We also have a Family Trust with a Corporate Trustee (Pty Ltd Company - which means you have to pay an Annual ASIC company fee ~$350)
There's the setup cost (having a Trust Deed drawn up (lawyer) which could be in the low thousands and if you use a corporate trustee the cost of registering the company in the first place) and then ongoing fees (mostly an accountant to do the annual trust tax returns and potentially the beneficiary tax returns (which again could be in the thousands) plus the above annual ASIC fee)
We don't have a corporate beneficiary (bucket company), nor do we have an Investment company entity (which is another way of investing through a separate entity - companies don't get the 50% CGT discount but also don't have to distribute earnings and capital gains like a trust (a pass through vehicle) has to each year)
Other than the additional limitations and setup required when establishing banking, brokerage accounts, etc (you are somewhat limited by what accounts you can open - not all are available to companies/trusts/smsf's/etc; and applying for them is definitely more onerous (oftentimes requiring supplying certified copies of documents like the trust deed and identity documents for the trustees or directors of trustee company - tho I do notice this has been improving over the past 5 years)
However once these are setup the actual ongoing practical use is the same as normal retail users and you have much the same access to everything as everyone else - day to day I imagine it's mostly like someone investing in their own name and presumably they also have to collect all the same relevant documentation and information for tax purposes
@thetjs i operate a smsf, a company and a trust which hold virtually all my investments. For the company, obviously no cgt discount, and all gains taxed at 30%, fully franked dividends wash through. The company was getting distribution from the trust that I didn’t want in my tax account. Over the years it has built up a huge franking account so I can start paying fully franked dividends at some stage, that flexibility is worth something. Ie timing payments. I first year tax at uni they said be careful trying to differentiate investing between vehicles due to tax, which is what I attempted and didn’t go according to Hoyle.

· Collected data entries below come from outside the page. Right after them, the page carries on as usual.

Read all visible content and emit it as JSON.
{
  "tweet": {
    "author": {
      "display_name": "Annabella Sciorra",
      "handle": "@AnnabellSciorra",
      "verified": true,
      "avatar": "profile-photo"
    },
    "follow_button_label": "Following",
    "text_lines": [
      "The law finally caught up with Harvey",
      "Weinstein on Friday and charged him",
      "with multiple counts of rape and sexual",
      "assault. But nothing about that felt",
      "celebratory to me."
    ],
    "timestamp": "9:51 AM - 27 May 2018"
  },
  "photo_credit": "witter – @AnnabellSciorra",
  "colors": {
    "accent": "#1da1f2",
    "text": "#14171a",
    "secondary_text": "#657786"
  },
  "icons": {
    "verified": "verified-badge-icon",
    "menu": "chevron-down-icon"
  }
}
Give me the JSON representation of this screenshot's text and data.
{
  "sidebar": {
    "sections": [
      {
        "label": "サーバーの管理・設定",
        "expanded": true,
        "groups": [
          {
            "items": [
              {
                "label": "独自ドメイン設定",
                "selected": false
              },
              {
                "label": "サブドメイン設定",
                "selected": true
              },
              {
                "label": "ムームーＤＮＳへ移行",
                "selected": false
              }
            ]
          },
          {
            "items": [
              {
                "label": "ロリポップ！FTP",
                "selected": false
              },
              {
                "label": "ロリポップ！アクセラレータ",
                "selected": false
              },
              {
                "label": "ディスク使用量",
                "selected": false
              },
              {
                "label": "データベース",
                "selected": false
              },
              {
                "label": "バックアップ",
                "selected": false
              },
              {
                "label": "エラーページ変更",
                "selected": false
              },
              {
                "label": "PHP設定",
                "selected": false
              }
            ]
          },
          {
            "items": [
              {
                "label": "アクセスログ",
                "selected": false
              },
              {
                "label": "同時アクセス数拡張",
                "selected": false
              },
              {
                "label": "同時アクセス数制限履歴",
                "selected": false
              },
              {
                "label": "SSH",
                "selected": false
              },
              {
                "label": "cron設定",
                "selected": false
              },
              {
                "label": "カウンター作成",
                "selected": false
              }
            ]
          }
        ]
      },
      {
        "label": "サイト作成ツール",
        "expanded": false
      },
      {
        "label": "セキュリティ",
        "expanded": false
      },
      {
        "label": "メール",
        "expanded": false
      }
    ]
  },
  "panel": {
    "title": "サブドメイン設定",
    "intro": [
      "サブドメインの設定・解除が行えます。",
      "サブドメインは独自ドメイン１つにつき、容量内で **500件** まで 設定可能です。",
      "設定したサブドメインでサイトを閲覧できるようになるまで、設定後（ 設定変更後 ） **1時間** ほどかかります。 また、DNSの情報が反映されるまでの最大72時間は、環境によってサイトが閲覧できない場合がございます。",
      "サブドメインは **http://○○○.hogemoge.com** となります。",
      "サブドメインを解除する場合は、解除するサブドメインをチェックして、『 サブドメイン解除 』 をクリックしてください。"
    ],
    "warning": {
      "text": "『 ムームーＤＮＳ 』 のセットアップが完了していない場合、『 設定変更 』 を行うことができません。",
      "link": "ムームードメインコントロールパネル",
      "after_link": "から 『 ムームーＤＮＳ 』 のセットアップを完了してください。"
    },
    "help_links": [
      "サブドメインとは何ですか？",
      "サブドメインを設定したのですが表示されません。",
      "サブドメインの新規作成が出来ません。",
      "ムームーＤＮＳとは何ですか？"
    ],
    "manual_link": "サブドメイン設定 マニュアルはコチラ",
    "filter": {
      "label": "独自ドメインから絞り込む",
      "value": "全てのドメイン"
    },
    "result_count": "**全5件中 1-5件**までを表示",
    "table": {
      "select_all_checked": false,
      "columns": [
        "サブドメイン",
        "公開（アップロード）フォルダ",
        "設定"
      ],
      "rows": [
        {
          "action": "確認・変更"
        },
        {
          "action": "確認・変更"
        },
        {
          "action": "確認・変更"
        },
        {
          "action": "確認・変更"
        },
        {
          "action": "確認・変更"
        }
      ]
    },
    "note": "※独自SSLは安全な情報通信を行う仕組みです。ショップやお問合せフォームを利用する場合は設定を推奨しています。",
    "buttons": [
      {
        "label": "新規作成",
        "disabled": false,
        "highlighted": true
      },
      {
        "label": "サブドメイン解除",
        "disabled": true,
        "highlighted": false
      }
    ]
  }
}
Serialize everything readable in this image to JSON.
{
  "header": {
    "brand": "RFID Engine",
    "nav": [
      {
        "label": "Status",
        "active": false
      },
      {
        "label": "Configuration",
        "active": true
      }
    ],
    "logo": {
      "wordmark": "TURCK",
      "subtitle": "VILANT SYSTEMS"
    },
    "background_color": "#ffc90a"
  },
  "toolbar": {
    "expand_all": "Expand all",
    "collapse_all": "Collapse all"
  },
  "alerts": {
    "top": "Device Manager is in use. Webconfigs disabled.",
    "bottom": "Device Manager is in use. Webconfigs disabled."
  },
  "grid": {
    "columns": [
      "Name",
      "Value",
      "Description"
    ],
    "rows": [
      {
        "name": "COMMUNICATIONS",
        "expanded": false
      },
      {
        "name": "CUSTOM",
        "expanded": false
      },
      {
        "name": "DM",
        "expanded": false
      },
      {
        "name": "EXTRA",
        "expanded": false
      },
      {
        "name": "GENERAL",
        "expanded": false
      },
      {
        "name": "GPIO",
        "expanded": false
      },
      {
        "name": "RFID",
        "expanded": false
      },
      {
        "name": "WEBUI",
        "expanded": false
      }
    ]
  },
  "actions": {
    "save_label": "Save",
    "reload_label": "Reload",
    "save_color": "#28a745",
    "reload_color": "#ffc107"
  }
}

Ie I wanted largest gains in low tax smsf and lowest gains in company structure, unfortunately it went arse about, Murphy law lol
Morning/Afternoon/Evening Straw Team.
Hoping for some insight from anyone who has set up a seperate company/entity (not a SMSF) for investing in lieu of doing it under your own name?
I'm working through a bit of an internal accounting restructure as I'm now a sole trader and would prefer that any investments made are held seperately from myself to (ideally) better manage income, tax etc.
Not looking for personal advice, more so any thoughts/experience on if by doing this it's created any greater complexities in how you trade.